Das Ergebnis: 40 Journalist*innen, Fotograf*innen, Karikaturist*innen arbeiteten in fünf Jahren an 700 Artikel. Das ist einmalig in der österreichischen Mediengeschichte. Von ihnen sind bis heute drei als feste Redakteur*innen bei der „Presse“ beschäftigt. Das Projekt erhielt nationale und internationale Auszeichnungen. Ich wurde auch mehrmals nach Deutschland eingeladen, um das Projekt vorzustellen. Der aktuelle Chefredakteur der Presse, Rainer Nowak, beendete das Projekt. Die Begründung damals gegenüber Clara Akinyosoye und mir war: „Sebastian Kurz habe bei einem Treffen erklärt, er wolle das Projekt nicht mehr finanziell unterstützen.“ Auf meine Frage, was Rainer Nowak getan habe, um die Kooperation zu verteidigen, erhielt ich keine Antwort. Aber dazu muss man auch sagen, dass ich damals abgelehnt hatte, die Chefredakteurin zu entlassen, wie die Entourage von Kurz das wollte. Ihre kritischen Berichte waren dem damaligen Staatssekretär für Integration offenbar ein Dorn im Auge.

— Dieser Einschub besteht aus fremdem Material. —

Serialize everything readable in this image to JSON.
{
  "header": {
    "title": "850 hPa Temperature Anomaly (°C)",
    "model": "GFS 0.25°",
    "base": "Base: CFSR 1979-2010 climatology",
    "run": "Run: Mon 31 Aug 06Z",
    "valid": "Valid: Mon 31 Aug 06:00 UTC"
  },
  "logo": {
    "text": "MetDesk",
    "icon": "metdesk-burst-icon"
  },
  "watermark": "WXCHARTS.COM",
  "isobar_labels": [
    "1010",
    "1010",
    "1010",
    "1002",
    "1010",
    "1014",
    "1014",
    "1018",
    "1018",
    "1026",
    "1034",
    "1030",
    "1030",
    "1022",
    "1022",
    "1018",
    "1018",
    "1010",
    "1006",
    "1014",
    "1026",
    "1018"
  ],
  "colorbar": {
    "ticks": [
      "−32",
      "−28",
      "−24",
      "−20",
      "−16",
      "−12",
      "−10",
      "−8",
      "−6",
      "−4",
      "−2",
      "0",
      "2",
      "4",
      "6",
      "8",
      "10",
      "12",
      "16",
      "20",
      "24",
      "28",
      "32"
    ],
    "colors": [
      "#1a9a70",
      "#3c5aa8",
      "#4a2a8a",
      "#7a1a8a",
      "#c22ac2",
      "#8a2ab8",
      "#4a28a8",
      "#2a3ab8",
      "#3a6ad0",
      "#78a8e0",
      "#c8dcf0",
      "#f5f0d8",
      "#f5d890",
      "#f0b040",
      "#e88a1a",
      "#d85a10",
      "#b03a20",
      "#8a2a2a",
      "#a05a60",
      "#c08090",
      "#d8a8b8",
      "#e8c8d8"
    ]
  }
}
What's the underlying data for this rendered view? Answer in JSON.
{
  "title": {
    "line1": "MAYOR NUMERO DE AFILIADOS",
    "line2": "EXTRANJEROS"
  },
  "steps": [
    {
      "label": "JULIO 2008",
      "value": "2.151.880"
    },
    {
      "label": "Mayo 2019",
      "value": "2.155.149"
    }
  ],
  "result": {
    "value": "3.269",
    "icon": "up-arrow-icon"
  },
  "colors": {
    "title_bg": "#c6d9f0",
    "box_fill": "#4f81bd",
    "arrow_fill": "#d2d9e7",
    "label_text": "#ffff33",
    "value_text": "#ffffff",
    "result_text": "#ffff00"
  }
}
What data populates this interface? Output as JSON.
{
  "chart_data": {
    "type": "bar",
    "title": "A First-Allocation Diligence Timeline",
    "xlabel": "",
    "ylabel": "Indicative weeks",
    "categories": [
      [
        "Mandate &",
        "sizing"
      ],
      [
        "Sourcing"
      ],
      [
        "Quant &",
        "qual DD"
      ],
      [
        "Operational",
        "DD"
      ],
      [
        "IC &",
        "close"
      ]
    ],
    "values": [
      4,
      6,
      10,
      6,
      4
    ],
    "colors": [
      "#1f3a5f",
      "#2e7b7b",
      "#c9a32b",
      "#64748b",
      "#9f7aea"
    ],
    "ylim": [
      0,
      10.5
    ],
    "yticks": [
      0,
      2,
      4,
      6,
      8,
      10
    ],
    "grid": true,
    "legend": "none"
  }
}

Kampagne gegen das Logo von Meinl (gemeinsam mit M. Wailand, Toledo i Dertschei).
Meinl reagierte und änderte das Sujet.
Politische Rahmenbedingungen
Ohne die richtigen politischen Rahmenbedingungen sowie die Bereitschaft von Entscheidungsträger*innen in Medienunternehmen wäre ein Projekt wie M-MEDIA nicht geboren worden. Im Jahr 2007 initiierte der damalige Innenminister Günther Platter die Taskforce Integration. Sie veröffentlichte Anfang 2008 den Integrationsbericht „Gemeinsam kommen wir zusammen“. Obwohl der Bericht nicht explizit von Rassismus sprach, zeigte er Diskriminierungen auf und die Notwendigkeit, diese zu bekämpfen. In ihrem Kapitel „Kultur und Medien“ zeigten Wilhelm Sandrisser (BMI) und Hans Winkler (Kleine Zeitung) auf, welche wichtige Rolle Medien im Integrationsprozess spielen. Die Autoren zitierten auch Positionen von M-MEDIA und damit unsere Forderungen: „Migranten aus der Rolle von Opfern oder Tätern, von Objekten der Berichterstattung oder auch der Wohltätigkeit herauszubringen.” Bei der Gründung des Vereins im Jahre 2005 war unser primäres Ziel jenseits der Problemberichterstattung zu agieren und Migrant*innen als aktive Gestalter*innen unserer Gesellschaft zu zeigen.
Zur Zukunft
Damit Inklusion rascher geht, sollte eine gezielte und vom Staat finanzierte Inklusionspolitik in den Medien stattfinden. Eine Möglichkeit wäre, im Bereich der Presseförderung jene Medien zu fördern, die sich zur Diversitätspolitik bekennen. Zudem sollte in allen Journalismus-Ausbildungsstätten Rassismus und Antirassismus im Nachrichtengeschäft als Pflichtfach eingeführt werden. Zuletzt sollten auch Interkulturelle Medien wissenschaftlich gefördert werden, um zu ermöglichen, dass wir in Österreich den Mainstream-Medien entgegenwirken. Gerade sie produzieren sehr oft eine problematische Fremddarstellung, die die Stimmung massiv beeinflusst.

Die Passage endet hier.